An investment in the Partnership and strategies discussed in this document involve a number of significant risks. For a full list of potential risk factors please review the Offering Memorandum. Prospective Limited Partners should read the entire Memorandum and the Partnership Agreement and consult with their own advisers before deciding whether to invest in the Partnership. In addition, as the Partnership’s investment program develops and changes over time, an investment in the Partnership may be subject to additional and different risk factors. Prospective investors should also consult with their own financial, tax and legal advisors regarding the suitability of this

  • investment. Artemis Capital Management, L.L.C. does not guarantee returns and investors bear the risk of losing a substantial portion of or potentially their entire

investment. All 2009 performance numbers quoted within this document are derived from financial statements that were audited by Rothstein Kass. Proprietary trading results for White Fox, LLC (the “Proprietary Account”) are presented within this document that were verified by Rothstein Kass. The Principal of the General Partner, Christopher R. Cole, used the Proprietary Account as a vehicle to incubate the investment strategy of the Partnership with personal funds as well as those of close family members. Note that no management or performance fees were charged to the Proprietary Account profiled.

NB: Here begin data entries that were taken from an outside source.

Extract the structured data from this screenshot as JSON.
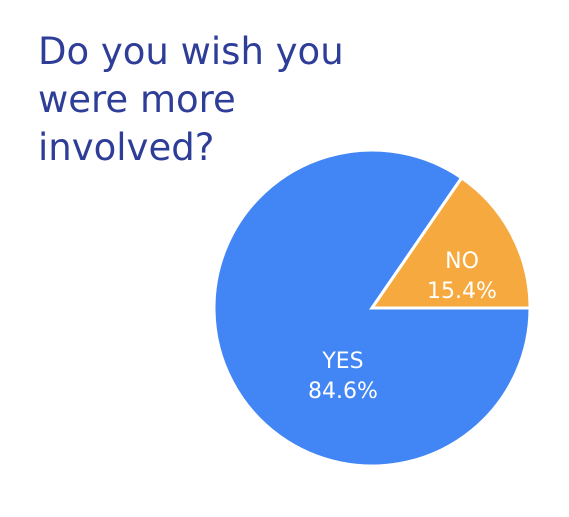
{
  "chart_data": {
    "type": "pie",
    "title": "Do you wish you were more involved?",
    "categories": [
      "YES",
      "NO"
    ],
    "values": [
      84.6,
      15.4
    ],
    "value_labels": [
      "84.6%",
      "15.4%"
    ],
    "colors": [
      "#4285f4",
      "#f6a93f"
    ]
  }
}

Accordingly, the Pro Forma Performance presented in this document includes imposition of a 2% Management Fee and 20% Performance Allocation (in line with those charged against the Partnership).Past performance is not indicative of future returns.

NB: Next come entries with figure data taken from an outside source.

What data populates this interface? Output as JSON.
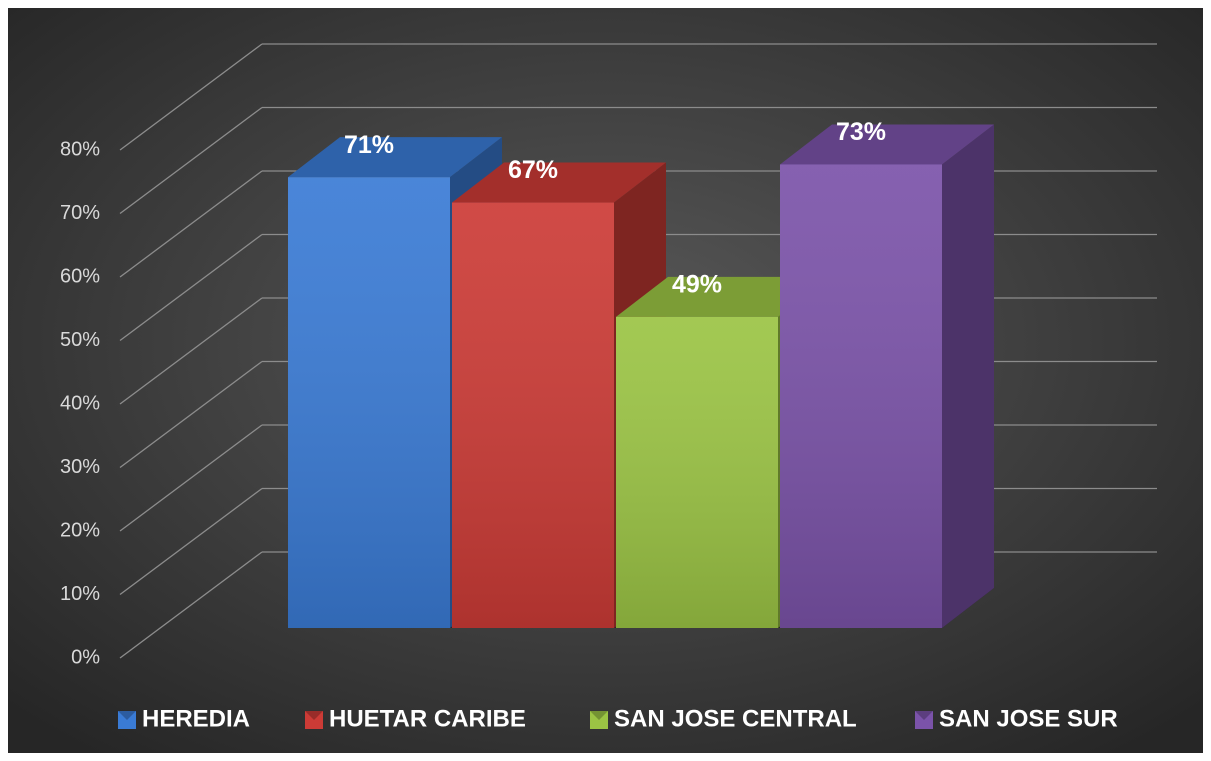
{
  "chart_data": {
    "type": "bar",
    "series": [
      {
        "name": "HEREDIA",
        "color": "#3a7bd5",
        "values": [
          71
        ],
        "value_labels": [
          "71%"
        ]
      },
      {
        "name": "HUETAR CARIBE",
        "color": "#cc3b36",
        "values": [
          67
        ],
        "value_labels": [
          "67%"
        ]
      },
      {
        "name": "SAN JOSE CENTRAL",
        "color": "#9bc444",
        "values": [
          49
        ],
        "value_labels": [
          "49%"
        ]
      },
      {
        "name": "SAN JOSE SUR",
        "color": "#7b53a9",
        "values": [
          73
        ],
        "value_labels": [
          "73%"
        ]
      }
    ],
    "ylim": [
      0,
      80
    ],
    "yticks": [
      {
        "value": 0,
        "label": "0%"
      },
      {
        "value": 10,
        "label": "10%"
      },
      {
        "value": 20,
        "label": "20%"
      },
      {
        "value": 30,
        "label": "30%"
      },
      {
        "value": 40,
        "label": "40%"
      },
      {
        "value": 50,
        "label": "50%"
      },
      {
        "value": 60,
        "label": "60%"
      },
      {
        "value": 70,
        "label": "70%"
      },
      {
        "value": 80,
        "label": "80%"
      }
    ],
    "grid": true,
    "legend": "bottom"
  }
}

Commodity Pool Operator Disclosure Statement

YOU SHOULD CAREFULLY CONSIDER WHETHER YOUR FINANCIAL CONDITION PERMITS YOU TO PARTICIPATE IN A COMMODITY POOL. IN SO DOING, YOU SHOULD BE AWARE THAT FUTURES AND OPTIONS TRADING CAN QUICKLY LEAD TO LARGE LOSSES AS WELL AS GAINS. SUCH TRADING LOSSES CAN SHARPLY REDUCE THE NET ASSET VALUE OF THE POOL AND CONSEQUENTLY THE VALUE OF YOUR INTEREST IN THE POOL. IN ADDITION, RESTRICTIONS ON REDEMPTIONS MAY AFFECT YOUR ABILITY TO WITHDRAW YOUR PARTICIPATION IN THE POOL. FURTHER, COMMODITY POOLS MAY BE SUBJECT TO SUBSTANTIAL CHARGES FOR MANAGEMENT, ADVISORY AND BROKERAGE FEES. IT MAY BE NECESSARY FOR THOSE POOLS THAT ARE SUBJECT TO THESE CHARGES TO MAKE SUBSTANTIAL TRADING PROFITS TO AVOID DEPLETIONS OR EXHAUSTION OF THEIR ASSETS. THE OFFERING MEMORANDUM CONTAINS A COMPLETE DESCRIPTION OF EACH EXPENSE TO BE CHARGED THIS POOL AND A STATEMENT OF THE PERCENTAGE RETURN NECESSARY TO BREAK EVEN, THAT IS, TO RECOVER THE AMOUNT OF YOUR INITIAL INVESTMENT . THIS BRIEF STATEMENT CANNOT DISCLOSE ALL THE RISKS AND OTHER FACTORS NECESSARY TO EVALUATE YOUR PARTICIPATION IN THIS COMMODITY POOL. THEREFORE, BEFORE YOU DECIDE TO PARTICIPATE IN THIS COMMODITY POOL, YOU SHOULD CAREFULLY STUDY THE OFFERINGMEMORANDUM, INCLUDING A DESCRIPTION OF THE PRINCIPAL RISK FACTORS OF THIS INVESTMENT. YOU SHOULD ALSO BE AWARE THAT THIS COMMODITY POOL MAY TRADE FOREIGN FUTURES OR OPTIONS CONTRACTS. TRANSACTIONS ON MARKETS LOCATED OUTSIDE THE UNITED STATES, INCLUDING MARKETS FORMALLY LINKED TO A UNITED STATES MARKET, MAY BE SUBJECT TO REGULATIONS WHICH OFFER DIFFERENT OR DIMINISHED PROTECTIONS TO THE POOL AND ITS PARTICIPANTS. FURTHER, UNITED STATES REGULATORY AUTHORITIES MAY BE UNABLE TO COMPEL THE ENFORCEMENT OF THE RULES OR REGULATORY AUTHORITIES OR MARKETS IN NON-UNITED STATES JURISDICTIONS WHERE TRANSACTIONS FOR THE POOL MAY BE EFFECTED.